Resta da sperare, anche alla luce delle nuova ripartizione delle competenze tra tribunale ordinario e tribunale per i minorenni, che questa decisione non apra le porte a nuovi ricorsi di coppie conflittuali che andrebbero ad aggiungersi - e non se ne sentiva veramente il bisogno - all’oneroso arretrato civile della SC.

Ciò detto, resta l’interesse per quanto affermato in tema di prova scientifica introdotta nel processo attraverso una CTU.

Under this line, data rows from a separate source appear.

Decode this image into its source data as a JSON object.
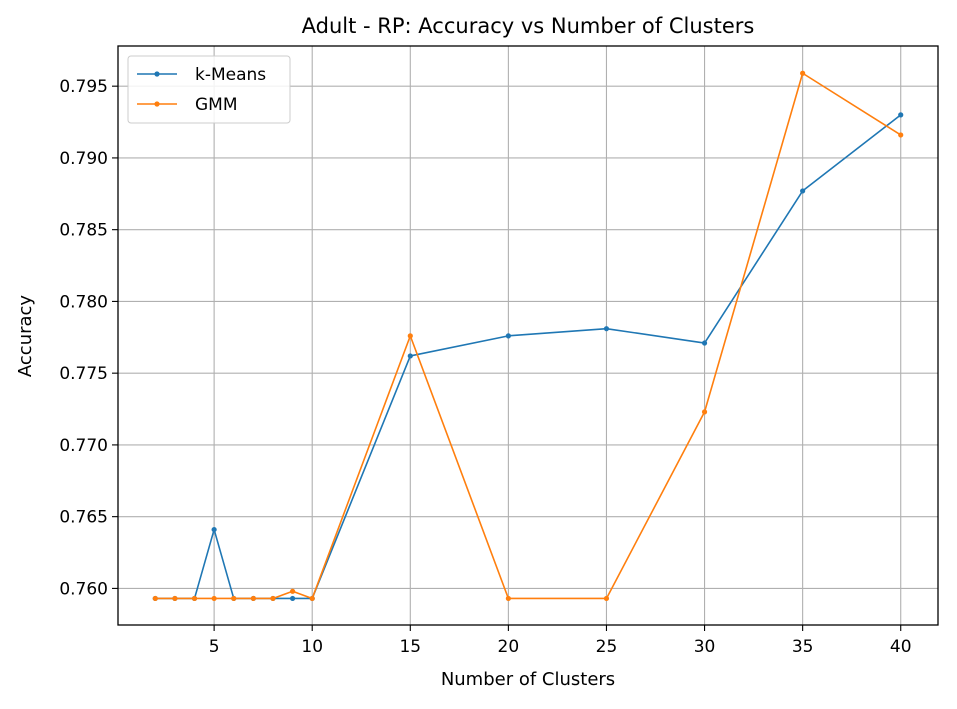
{
  "chart_data": {
    "type": "line",
    "title": "Adult - RP: Accuracy vs Number of Clusters",
    "xlabel": "Number of Clusters",
    "ylabel": "Accuracy",
    "xlim": [
      0.1,
      41.9
    ],
    "ylim": [
      0.75745,
      0.7978
    ],
    "xticks": [
      5,
      10,
      15,
      20,
      25,
      30,
      35,
      40
    ],
    "yticks": [
      0.76,
      0.765,
      0.77,
      0.775,
      0.78,
      0.785,
      0.79,
      0.795
    ],
    "ytick_labels": [
      "0.760",
      "0.765",
      "0.770",
      "0.775",
      "0.780",
      "0.785",
      "0.790",
      "0.795"
    ],
    "grid": true,
    "legend_position": "top-left",
    "series": [
      {
        "name": "k-Means",
        "color": "#1f77b4",
        "x": [
          2,
          3,
          4,
          5,
          6,
          7,
          8,
          9,
          10,
          15,
          20,
          25,
          30,
          35,
          40
        ],
        "values": [
          0.7593,
          0.7593,
          0.7593,
          0.7641,
          0.7593,
          0.7593,
          0.7593,
          0.7593,
          0.7593,
          0.7762,
          0.7776,
          0.7781,
          0.7771,
          0.7877,
          0.793
        ]
      },
      {
        "name": "GMM",
        "color": "#ff7f0e",
        "x": [
          2,
          3,
          4,
          5,
          6,
          7,
          8,
          9,
          10,
          15,
          20,
          25,
          30,
          35,
          40
        ],
        "values": [
          0.7593,
          0.7593,
          0.7593,
          0.7593,
          0.7593,
          0.7593,
          0.7593,
          0.7598,
          0.7593,
          0.7776,
          0.7593,
          0.7593,
          0.7723,
          0.7959,
          0.7916
        ]
      }
    ]
  }
}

Nella specie si trattava della diagnosi di Sindrome di Alienazione Parentale nel minore, sindrome il cui fondamento e le cui caratteristiche sono oggetto di un vivo confronto all’interno della comunità scientifica. La parte che ne contestava la sussistenza, aveva motivatamente mosso dettagliate critiche alle tesi sui cui si era basato il consulente nella sua analisi. Ritenuto che la relazione di consulenza fosse stata fatta propria dal giudice in punto di diagnosi della sindrome di alienazione parentale e che le statuizioni della CdA rispondessero a pretese esigenze terapeutiche, la SC - rilevato che la bontà della motivazione dipendeva esclusivamente “da quella della valutazione clinica, posto che da una diagnosi in tesi errata non può derivare una terapia corretta” - ha affermato due principi:

  1. Che il giudice di merito non è tenuto ad esporre in modo puntuale le ragioni dell’adesione alle conclusioni della CTU, potendo limitarsi ad un semplice richiamo, salvo nel caso che alla CTU siano mosse censure specifiche, cui è tenuto a rispondere.
  2. Che il giudice, avvalendosi delle proprie conoscenze scientifiche o avvalendosi di idonei esperti, deve verificare il fondamento scientifico di una consulenza che presenti devianze dalla scienza medica ufficiale, non dovendo indurre la difficoltà di validazione di una teoria a rassegnata rinuncia.

Tali principi non possono che essere condivisi, salvo sollevare perplessità sull’invito all’utilizzo da parte del giudice delle proprie conoscenze scientifiche che, laddove non rientrino nel notorio (e saranno allora di scarso aiuto) sconfinano nel sapere privato.

Resta la perplessità suscitata dall’osservare la Corte di legittimità che, pur muovendosi dietro il velo dei vizi di motivazione, di fatto valida (come è accaduto nel caso del tumore al cervello da GSM) e invalida (come succede con la sindrome di alienazione parentale) teorie scientifiche che non trovano nella comunità di riferimento un riscontro idoneo a fondare un giudizio di elevata probabilità.

La sentenza sembra in verità porre con rinnovata urgenza il problema del ruolo della Cassazione e del rapporto tra giudice e scienza.

A quest’ultimo tema, Questione Giustizia su carta dedicherà un denso obiettivo nel n. 1 del 2013.